Jason/Jianyu gets some fun stuff to do, namely his growing bond with Tahani (aided by Chidi and a Magic 8-Ball). His interpretation of "impressionist painting" being an oil portrait of Frank Caliendo says a lot about the writing staff of "The Good Place" and how much they remember from those hallowed days of the early 2000's. It's worth noting that the character's need to be silent around most of the Neighborhood has faint echoes of Raj over on CBS' "Big Bang Theory," inasmuch as it's a fairly convoluted excuse to have one character play the Harpo in a scene for a bit of visual comedy. I like this version a whole lot better, mostly because the jokes that result are a lot better but also because the situation isn't supposed to be a quirky character trait so much as an important plot thread and an opportunity for Tahani to play the straight man.

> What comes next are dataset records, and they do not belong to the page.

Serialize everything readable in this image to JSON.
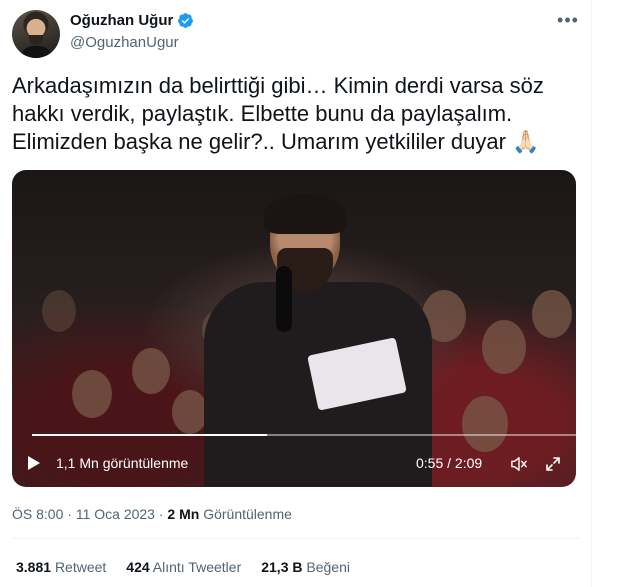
{
  "author": {
    "display_name": "Oğuzhan Uğur",
    "handle": "@OguzhanUgur",
    "verified": true
  },
  "more_icon": "more-horizontal-icon",
  "tweet": {
    "text_line1": "Arkadaşımızın da belirttiği gibi… Kimin derdi varsa söz",
    "text_line2": "hakkı verdik, paylaştık. Elbette bunu da paylaşalım.",
    "text_line3": "Elimizden başka ne gelir?.. Umarım yetkililer duyar",
    "emoji": "🙏🏻"
  },
  "video": {
    "views_label": "1,1 Mn görüntülenme",
    "time_label": "0:55 / 2:09",
    "progress_fraction": 0.43
  },
  "meta": {
    "time": "ÖS 8:00",
    "separator": "·",
    "date": "11 Oca 2023",
    "views_value": "2 Mn",
    "views_label": "Görüntülenme"
  },
  "stats": {
    "retweets_value": "3.881",
    "retweets_label": "Retweet",
    "quotes_value": "424",
    "quotes_label": "Alıntı Tweetler",
    "likes_value": "21,3 B",
    "likes_label": "Beğeni"
  },
  "colors": {
    "accent": "#1d9bf0",
    "text": "#0f1419",
    "secondary": "#536471"
  }
}
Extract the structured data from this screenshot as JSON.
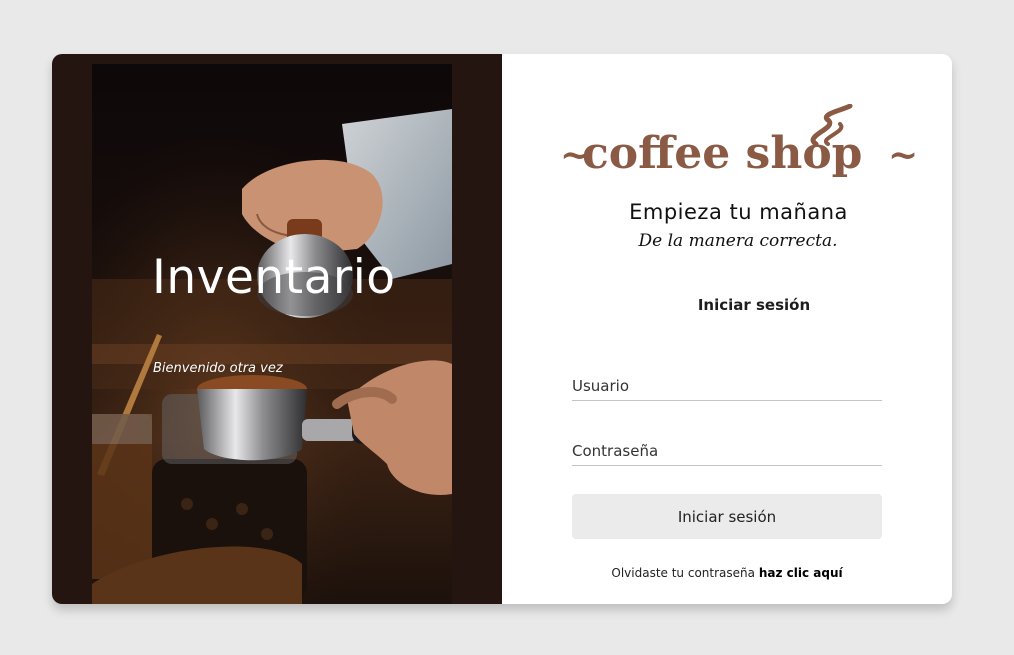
{
  "hero": {
    "title": "Inventario",
    "subtitle": "Bienvenido otra vez"
  },
  "brand": {
    "logo_text": "coffee shop",
    "logo_tilde_left": "~",
    "logo_tilde_right": "~",
    "tagline": "Empieza tu mañana",
    "tagline_script": "De la manera correcta.",
    "color": "#8a5a44"
  },
  "form": {
    "heading": "Iniciar sesión",
    "username_placeholder": "Usuario",
    "password_placeholder": "Contraseña",
    "submit_label": "Iniciar sesión",
    "forgot_text": "Olvidaste tu contraseña",
    "forgot_link": "haz clic aquí"
  },
  "icons": {
    "logo_steam": "coffee-steam-icon"
  }
}
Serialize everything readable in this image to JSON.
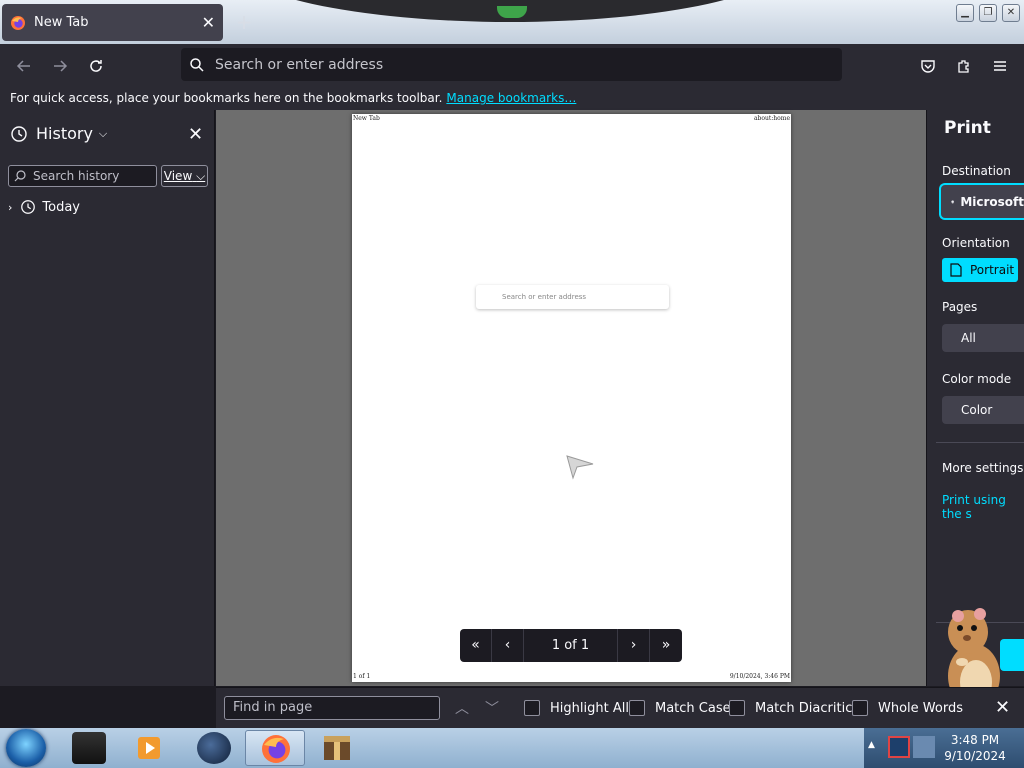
{
  "browser": {
    "tab_title": "New Tab",
    "tab_close_icon": "close-icon",
    "new_tab_icon": "plus-icon",
    "url_placeholder": "Search or enter address"
  },
  "bookmarks_bar": {
    "text": "For quick access, place your bookmarks here on the bookmarks toolbar.",
    "link": "Manage bookmarks…"
  },
  "sidebar": {
    "title": "History",
    "search_placeholder": "Search history",
    "view_label": "View",
    "items": [
      {
        "label": "Today"
      }
    ]
  },
  "preview": {
    "header_left": "New Tab",
    "header_right": "about:home",
    "search_placeholder": "Search or enter address",
    "footer_left": "1 of 1",
    "footer_right": "9/10/2024, 3:46 PM",
    "page_indicator": "1 of 1"
  },
  "print": {
    "title": "Print",
    "destination_label": "Destination",
    "destination_value": "Microsoft",
    "orientation_label": "Orientation",
    "orientation_value": "Portrait",
    "pages_label": "Pages",
    "pages_value": "All",
    "color_mode_label": "Color mode",
    "color_mode_value": "Color",
    "more_settings": "More settings",
    "system_dialog_link": "Print using the s"
  },
  "findbar": {
    "placeholder": "Find in page",
    "highlight_all": "Highlight All",
    "match_case": "Match Case",
    "match_diacritics": "Match Diacritics",
    "whole_words": "Whole Words"
  },
  "taskbar": {
    "time": "3:48 PM",
    "date": "9/10/2024"
  },
  "colors": {
    "accent": "#00ddff",
    "toolbar": "#2b2a33",
    "field": "#1c1b22"
  }
}
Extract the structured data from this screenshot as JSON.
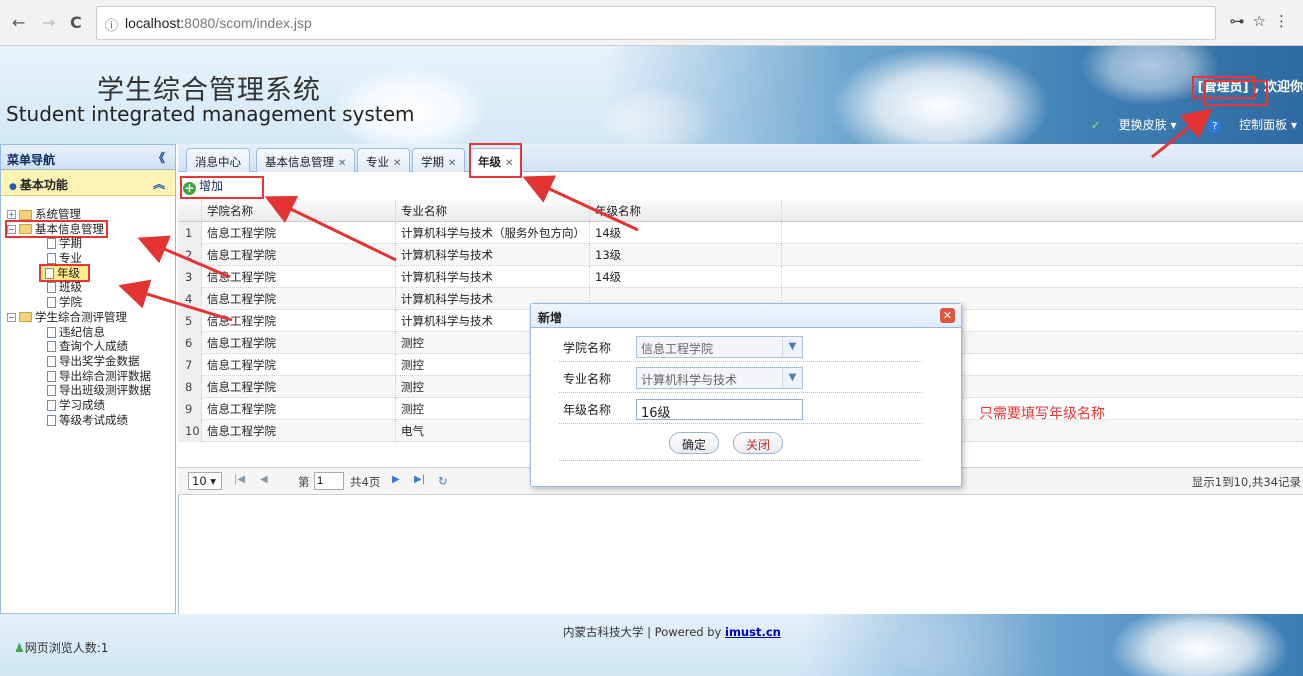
{
  "browser": {
    "back": "←",
    "forward": "→",
    "reload": "C",
    "info": "ⓘ",
    "url_host": "localhost:",
    "url_rest": "8080/scom/index.jsp",
    "key_icon": "⊶",
    "star_icon": "☆",
    "menu_icon": "⋮"
  },
  "header": {
    "title_cn": "学生综合管理系统",
    "title_en": "Student integrated management system",
    "role": "[管理员]",
    "welcome": ", 欢迎你",
    "skin_label": "更换皮肤",
    "panel_label": "控制面板"
  },
  "leftnav": {
    "title": "菜单导航",
    "collapse": "《",
    "section": "基本功能",
    "section_toggle": "︽",
    "tree": [
      {
        "label": "系统管理",
        "type": "folder",
        "pm": "+"
      },
      {
        "label": "基本信息管理",
        "type": "folder",
        "pm": "−"
      },
      {
        "label": "学期",
        "type": "file"
      },
      {
        "label": "专业",
        "type": "file"
      },
      {
        "label": "年级",
        "type": "file"
      },
      {
        "label": "班级",
        "type": "file"
      },
      {
        "label": "学院",
        "type": "file"
      },
      {
        "label": "学生综合测评管理",
        "type": "folder",
        "pm": "−"
      },
      {
        "label": "违纪信息",
        "type": "file"
      },
      {
        "label": "查询个人成绩",
        "type": "file"
      },
      {
        "label": "导出奖学金数据",
        "type": "file"
      },
      {
        "label": "导出综合测评数据",
        "type": "file"
      },
      {
        "label": "导出班级测评数据",
        "type": "file"
      },
      {
        "label": "学习成绩",
        "type": "file"
      },
      {
        "label": "等级考试成绩",
        "type": "file"
      }
    ]
  },
  "tabs": [
    {
      "label": "消息中心",
      "close": false
    },
    {
      "label": "基本信息管理",
      "close": true
    },
    {
      "label": "专业",
      "close": true
    },
    {
      "label": "学期",
      "close": true
    },
    {
      "label": "年级",
      "close": true
    }
  ],
  "toolbar": {
    "add_label": "增加"
  },
  "grid": {
    "columns": [
      "学院名称",
      "专业名称",
      "年级名称"
    ],
    "rows": [
      [
        "1",
        "信息工程学院",
        "计算机科学与技术（服务外包方向）",
        "14级"
      ],
      [
        "2",
        "信息工程学院",
        "计算机科学与技术",
        "13级"
      ],
      [
        "3",
        "信息工程学院",
        "计算机科学与技术",
        "14级"
      ],
      [
        "4",
        "信息工程学院",
        "计算机科学与技术",
        ""
      ],
      [
        "5",
        "信息工程学院",
        "计算机科学与技术",
        ""
      ],
      [
        "6",
        "信息工程学院",
        "测控",
        ""
      ],
      [
        "7",
        "信息工程学院",
        "测控",
        ""
      ],
      [
        "8",
        "信息工程学院",
        "测控",
        ""
      ],
      [
        "9",
        "信息工程学院",
        "测控",
        ""
      ],
      [
        "10",
        "信息工程学院",
        "电气",
        ""
      ]
    ]
  },
  "pager": {
    "page_size": "10 ▾",
    "page_prefix": "第",
    "page_value": "1",
    "page_total": "共4页",
    "summary": "显示1到10,共34记录"
  },
  "dialog": {
    "title": "新增",
    "close": "✕",
    "fields": [
      {
        "label": "学院名称",
        "value": "信息工程学院",
        "kind": "combo"
      },
      {
        "label": "专业名称",
        "value": "计算机科学与技术",
        "kind": "combo"
      },
      {
        "label": "年级名称",
        "value": "16级",
        "kind": "text"
      }
    ],
    "ok_label": "确定",
    "close_label": "关闭"
  },
  "annotation": "只需要填写年级名称",
  "footer": {
    "visitors": "网页浏览人数:1",
    "powered_prefix": "内蒙古科技大学 | Powered by ",
    "powered_link": "imust.cn"
  },
  "colors": {
    "accent": "#99bbe8",
    "arrow": "#e33333"
  }
}
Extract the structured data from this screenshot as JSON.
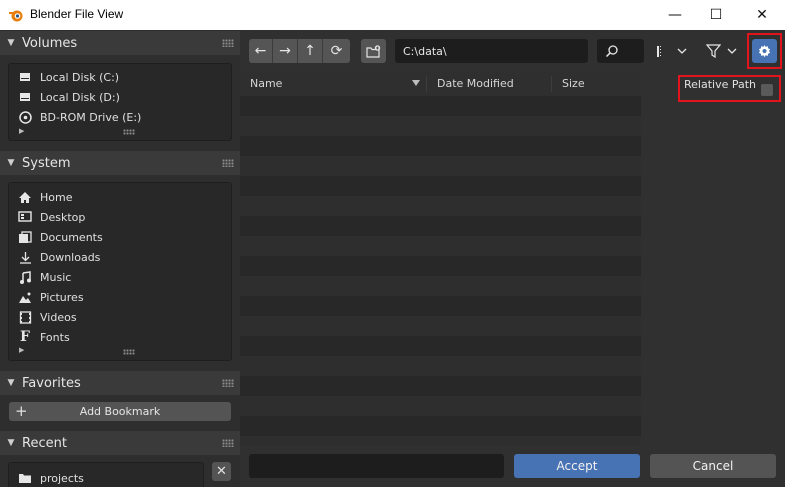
{
  "window": {
    "title": "Blender File View",
    "minimize_glyph": "—",
    "maximize_glyph": "☐",
    "close_glyph": "✕"
  },
  "sidebar": {
    "volumes": {
      "header": "Volumes",
      "items": [
        {
          "label": "Local Disk (C:)",
          "icon": "disk-icon"
        },
        {
          "label": "Local Disk (D:)",
          "icon": "disk-icon"
        },
        {
          "label": "BD-ROM Drive (E:)",
          "icon": "disc-icon"
        }
      ]
    },
    "system": {
      "header": "System",
      "items": [
        {
          "label": "Home",
          "icon": "home-icon"
        },
        {
          "label": "Desktop",
          "icon": "desktop-icon"
        },
        {
          "label": "Documents",
          "icon": "documents-icon"
        },
        {
          "label": "Downloads",
          "icon": "download-icon"
        },
        {
          "label": "Music",
          "icon": "music-icon"
        },
        {
          "label": "Pictures",
          "icon": "pictures-icon"
        },
        {
          "label": "Videos",
          "icon": "videos-icon"
        },
        {
          "label": "Fonts",
          "icon": "font-icon"
        }
      ]
    },
    "favorites": {
      "header": "Favorites",
      "add_bookmark_label": "Add Bookmark"
    },
    "recent": {
      "header": "Recent",
      "items": [
        {
          "label": "projects",
          "icon": "folder-icon"
        }
      ]
    }
  },
  "toolbar": {
    "path_value": "C:\\data\\",
    "search_value": ""
  },
  "file_list": {
    "columns": [
      "Name",
      "Date Modified",
      "Size"
    ],
    "rows": []
  },
  "options": {
    "relative_path_label": "Relative Path",
    "relative_path_checked": false
  },
  "bottom": {
    "filename_value": "",
    "accept_label": "Accept",
    "cancel_label": "Cancel"
  },
  "colors": {
    "accent": "#4772b3",
    "highlight": "#e0141a"
  }
}
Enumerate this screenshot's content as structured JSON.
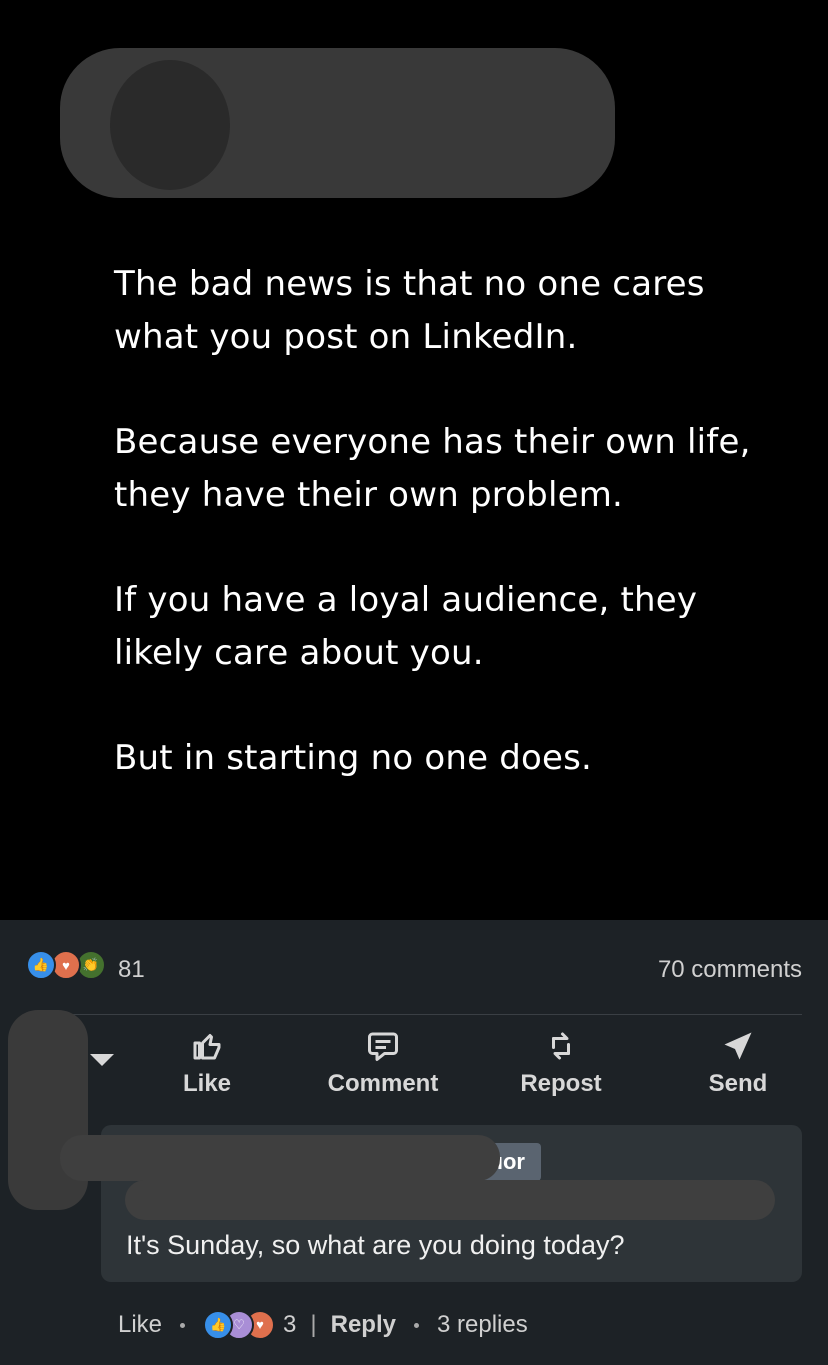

Speaking of straight man, I'm so glad we finally got to some Chidi flashbacks. William Jackson Harper has a thankless task on this show so far, in playing an expert in moral philosophy constantly appalled and frazzled by Eleanor and Jason's selfish buffoonery. It takes a skilled comedic performer to make a wet blanket really funny as well, and Harper has some dynamite timing with Chidi's constant need to correct his "students" on even the most trivial things. His flashback dilemma, with a colleague's disgusting red-and-spangly cowboy boots, is pretty fun and has a great recurring punchline.

D'Arcy Carden continues to sparkle as Janet, even in what I'd consider to be a muted presence in several of these episodes. Her "does not compute" joke lands only because of how friendly and earnest she plays the character, and the entire plot to deactivate her in order to prevent Michael's retirement is all at once hilarious and depressing at the same time. I half-expected Janet to become a stale one-joke character at some point, but I see now that the show can keep her fresh with the right kind of "malfunction" jokes, like her endless helpful cactus deliveries.

Really, the only possible weak link in the cast is the Eleanor character, despite Kristen Bell's game performance. It's a fine line to have a protagonist be such an aggressive ne'er-do-well, but it's been done before. Krysten Ritter pulled it off wonderfully on the tragically forgotten "Don't Trust the B---- in Apt. 23" but she had Dreama Walker as a constant foil. With Eleanor, we have a lovely cartoon representation of the typical American id, right down to the ditching dog-sitting for Rihanna tickets and free booze. The problem might come from her having no more substance than her past misdeeds and her present predicament. That will change. That's the problem of any sitcom in its first dozen episodes, but when the first season is limited to just that first dozen, it can be a hindrance.

Really, what I'm most impressed with is how breezy the show is. It almost feels like entire episodes are built around maybe one or two pivotal conversations. The premise of the show, as I've mentioned, is such a sticky one that you'd think the episodes would get bogged down by lots of world-building and expository explanation. That stuff is there, but there's an immediacy to everything else...probably afforded by the fact that characters don't have to go to work, go to the supermarket, sit on the phone for thirty minutes with Comcast, or any of the other things that most sitcoms have to assume in between scenes.

Random Notes:

-A frozen yogurt that somehow tastes like the reassuring feeling of a fully charged cellphone might be my new favorite thing in the world.

-Michael's description of his Minion prize from a claw machine is "Little yellow toddler."

-The Good Place apparently is quite judgy about everyone's trash television habits, and possible past music-related misdeeds. I'd be in the Bad Place because when I was 16 I got into Red Hot Chili Peppers? I was 16! It's not like it was Limp Bizkit!

-Adam Scott's appearance as Michael's Bad Place counterpart Trevor is exactly the right type of frenemy villain character this show could use. It'll be fun to see who else dwells in the underworld.